For my homelab I've set up a custom ACME CA using this guide Build a Tiny Certificate Authority For Your Homelab (https://smallstep.com/blog/build-a-tiny-ca-with-raspberry-pi-yubikey/). I was able to verify the configuration worked with Traefik (https://smallstep.com/docs/tutorials/acme-protocol-acme-clients#traefik) on my server.
I started by adding an ACME account:
- I created the ACME Client account. Registration seems successful.
(https://i.imgur.com/JJUFIWl.png)
- I clicked "Issue or renew certificate". I see a validation failure and no such successful certificate.
(https://i.imgur.com/a9yyMoV.png)
- In you can see the challenge type. I used HTTP-01.
(https://i.imgur.com/ffATiR2.png)
- In the firewall we see a state violation.
(https://i.imgur.com/vIdJeVi.png)
- and a more detailed look:
(https://i.imgur.com/K5KS5L0.png)
I tried making some rules but it didn't seem to help anything.
What is interesting is curl does appear to work, so it's only the response to requesting a certificate.
So I have thought about this again, maybe it does make more sense to use the
DNS-01 challenge type. The goal is not to add too many moving parts to this so I wanted to keep the authoritative part on the opnsense device.
It seems it is possible to use BIND and Unbound together without conflict as this post on reddit (https://old.reddit.com/r/OPNsenseFirewall/comments/s8om2r/how_to_unbound_bind/htmot4u/) points out. Unfortunately no documentation was provided. Currently I am using unbound, and I have a few overrides there set up. I like unbound because it lets me set an outgoing interface, which is currently set to my preferred WAN link.
Currently some things about my network:
- The Raspberry PI which is running Step-CA is tinyca.bsmt-rpi1.home.arpa
- The OPSense Router is opnsense.bsmt-rt1.home.arpa
These are currently configured on Unbound's with "override" option.
- Unbound is currently configured, and forwarding DNS requests from my LAN, side VLANs.
- Unbound is currently configured with a few overrides for various devices on my LAN.
- I'm a bit stuck as to how to fill in the Challenge type for my OPNSense router:
(https://i.imgur.com/Dqmgpvx.png)
- The settings for the BIND Configuration
(https://i.imgur.com/Xji9NXx.png)
I noticed in the documentation (https://docs.opnsense.org/manual/how-tos/bind.html) it says to leave that as port 53530 so that it doesn't interfer with Unbound.

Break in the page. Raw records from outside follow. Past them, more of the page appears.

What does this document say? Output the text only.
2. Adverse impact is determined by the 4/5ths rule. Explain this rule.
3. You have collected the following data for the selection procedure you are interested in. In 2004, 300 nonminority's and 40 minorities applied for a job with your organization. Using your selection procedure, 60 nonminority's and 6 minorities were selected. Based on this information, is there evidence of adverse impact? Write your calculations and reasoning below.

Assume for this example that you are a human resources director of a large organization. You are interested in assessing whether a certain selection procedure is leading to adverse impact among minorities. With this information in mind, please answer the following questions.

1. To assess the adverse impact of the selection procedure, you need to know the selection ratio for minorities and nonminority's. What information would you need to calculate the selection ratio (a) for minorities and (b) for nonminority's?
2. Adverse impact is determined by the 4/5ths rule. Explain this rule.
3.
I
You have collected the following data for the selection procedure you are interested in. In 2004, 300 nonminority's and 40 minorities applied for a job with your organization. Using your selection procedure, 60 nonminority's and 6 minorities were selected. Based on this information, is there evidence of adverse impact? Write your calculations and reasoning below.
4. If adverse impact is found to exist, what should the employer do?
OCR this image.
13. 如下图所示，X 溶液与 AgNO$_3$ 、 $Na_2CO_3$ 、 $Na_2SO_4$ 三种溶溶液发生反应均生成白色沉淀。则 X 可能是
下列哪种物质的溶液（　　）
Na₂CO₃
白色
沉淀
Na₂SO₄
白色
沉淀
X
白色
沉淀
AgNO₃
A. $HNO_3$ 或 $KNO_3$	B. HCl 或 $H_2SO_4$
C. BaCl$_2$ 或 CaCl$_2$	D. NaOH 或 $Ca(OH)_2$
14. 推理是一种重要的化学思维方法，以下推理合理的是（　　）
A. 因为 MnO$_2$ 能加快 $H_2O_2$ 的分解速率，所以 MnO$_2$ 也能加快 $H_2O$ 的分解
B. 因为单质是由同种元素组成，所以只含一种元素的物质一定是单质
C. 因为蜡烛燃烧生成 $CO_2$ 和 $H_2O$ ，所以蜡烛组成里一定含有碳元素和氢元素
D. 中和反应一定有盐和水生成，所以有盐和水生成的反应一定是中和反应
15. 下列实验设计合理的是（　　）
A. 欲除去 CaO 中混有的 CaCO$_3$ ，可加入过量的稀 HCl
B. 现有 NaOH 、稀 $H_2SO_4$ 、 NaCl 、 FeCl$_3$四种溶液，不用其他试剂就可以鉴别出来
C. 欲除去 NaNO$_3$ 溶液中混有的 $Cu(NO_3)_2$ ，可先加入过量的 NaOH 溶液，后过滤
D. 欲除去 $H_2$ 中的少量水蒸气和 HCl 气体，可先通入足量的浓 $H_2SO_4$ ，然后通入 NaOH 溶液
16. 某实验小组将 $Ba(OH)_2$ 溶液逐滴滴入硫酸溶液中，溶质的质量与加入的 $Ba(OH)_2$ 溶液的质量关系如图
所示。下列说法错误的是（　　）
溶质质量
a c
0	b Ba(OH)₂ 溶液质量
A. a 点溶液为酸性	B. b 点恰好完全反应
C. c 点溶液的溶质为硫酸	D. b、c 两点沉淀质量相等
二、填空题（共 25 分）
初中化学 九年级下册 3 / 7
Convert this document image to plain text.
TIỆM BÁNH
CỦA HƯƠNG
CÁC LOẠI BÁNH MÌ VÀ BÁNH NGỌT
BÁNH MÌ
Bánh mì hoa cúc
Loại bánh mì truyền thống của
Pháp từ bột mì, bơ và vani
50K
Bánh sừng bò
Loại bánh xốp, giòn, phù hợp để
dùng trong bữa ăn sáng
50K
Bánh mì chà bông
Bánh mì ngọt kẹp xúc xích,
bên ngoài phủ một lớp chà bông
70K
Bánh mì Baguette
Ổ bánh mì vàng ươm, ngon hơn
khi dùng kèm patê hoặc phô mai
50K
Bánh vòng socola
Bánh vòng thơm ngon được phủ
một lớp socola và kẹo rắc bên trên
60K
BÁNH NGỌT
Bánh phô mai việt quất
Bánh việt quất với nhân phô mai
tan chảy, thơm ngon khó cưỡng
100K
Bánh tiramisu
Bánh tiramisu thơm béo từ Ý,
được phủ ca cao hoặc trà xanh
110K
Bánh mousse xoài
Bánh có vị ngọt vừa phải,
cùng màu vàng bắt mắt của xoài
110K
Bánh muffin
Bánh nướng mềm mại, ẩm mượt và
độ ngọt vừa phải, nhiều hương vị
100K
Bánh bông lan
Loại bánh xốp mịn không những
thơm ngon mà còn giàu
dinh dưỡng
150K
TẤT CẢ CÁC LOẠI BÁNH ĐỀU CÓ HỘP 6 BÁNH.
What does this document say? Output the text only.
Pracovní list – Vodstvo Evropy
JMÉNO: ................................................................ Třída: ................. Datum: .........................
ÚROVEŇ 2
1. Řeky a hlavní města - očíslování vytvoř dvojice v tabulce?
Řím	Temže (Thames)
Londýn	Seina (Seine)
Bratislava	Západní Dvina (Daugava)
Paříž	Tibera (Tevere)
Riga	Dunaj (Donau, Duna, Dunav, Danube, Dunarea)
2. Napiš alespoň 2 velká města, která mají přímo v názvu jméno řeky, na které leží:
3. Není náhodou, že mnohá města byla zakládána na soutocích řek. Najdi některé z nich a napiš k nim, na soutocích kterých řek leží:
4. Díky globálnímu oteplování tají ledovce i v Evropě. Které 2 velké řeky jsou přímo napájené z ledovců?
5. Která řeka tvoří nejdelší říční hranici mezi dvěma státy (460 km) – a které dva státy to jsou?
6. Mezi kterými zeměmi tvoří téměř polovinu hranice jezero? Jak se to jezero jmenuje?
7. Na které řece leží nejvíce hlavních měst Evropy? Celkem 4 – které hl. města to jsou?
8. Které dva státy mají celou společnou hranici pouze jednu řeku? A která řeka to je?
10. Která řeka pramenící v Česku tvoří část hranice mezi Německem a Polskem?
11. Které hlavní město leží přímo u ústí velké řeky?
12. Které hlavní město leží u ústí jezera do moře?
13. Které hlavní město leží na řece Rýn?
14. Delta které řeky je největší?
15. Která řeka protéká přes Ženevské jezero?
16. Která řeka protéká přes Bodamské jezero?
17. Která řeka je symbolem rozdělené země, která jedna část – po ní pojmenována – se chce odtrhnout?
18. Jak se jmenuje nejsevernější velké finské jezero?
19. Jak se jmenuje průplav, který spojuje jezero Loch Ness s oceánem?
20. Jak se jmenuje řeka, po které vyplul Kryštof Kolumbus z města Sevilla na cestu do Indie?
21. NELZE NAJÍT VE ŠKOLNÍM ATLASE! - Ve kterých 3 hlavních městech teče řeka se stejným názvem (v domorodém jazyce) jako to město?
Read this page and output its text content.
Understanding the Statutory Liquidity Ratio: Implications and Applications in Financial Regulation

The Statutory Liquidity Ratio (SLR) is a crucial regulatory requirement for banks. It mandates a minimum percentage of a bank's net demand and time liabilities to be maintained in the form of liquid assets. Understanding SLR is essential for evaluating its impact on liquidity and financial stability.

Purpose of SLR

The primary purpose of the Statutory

- How might I go about configuring the master zone?
(https://i.imgur.com/a2McQZv.png)
OPNSense BIND Plugin
(https://i.imgur.com/GOL1x10.png)
There seems to be no way to set the user apikey/token in the BIND plugin (https://docs.opnsense.org/manual/how-tos/bind.html).
I noticed some other options:
ACME DNS:
(https://i.imgur.com/xXXYW7b.png)
Not sure about this one. Perhaps something I could set up on my server in a container or something.
nsupdate:
(https://i.imgur.com/B0g8uoc.png)
Perhaps this is an option.
The main goal i am trying to achieve is to get signed certificates from my step-ca server without having to depend on services on the internet (ie using WAN).
I am using step-ca as well for all my home configs, and it is working... partially... with OPNSense.
In fact, trying to troubleshoot I stumbled across your post. My issue is different, I can get step-ca to work with HTTP validation, but I cannot get it to renew quickly as OPNSense seems to think that a renewal is not required.
My issue/thread is here:
https://forum.opnsense.org/index.php?topic=34054.0
Did you get yours working? If not, I can share my configs that got me to start the renewal - I am just trying to figure out how to get it to actually renew when the cron job tells it to do so.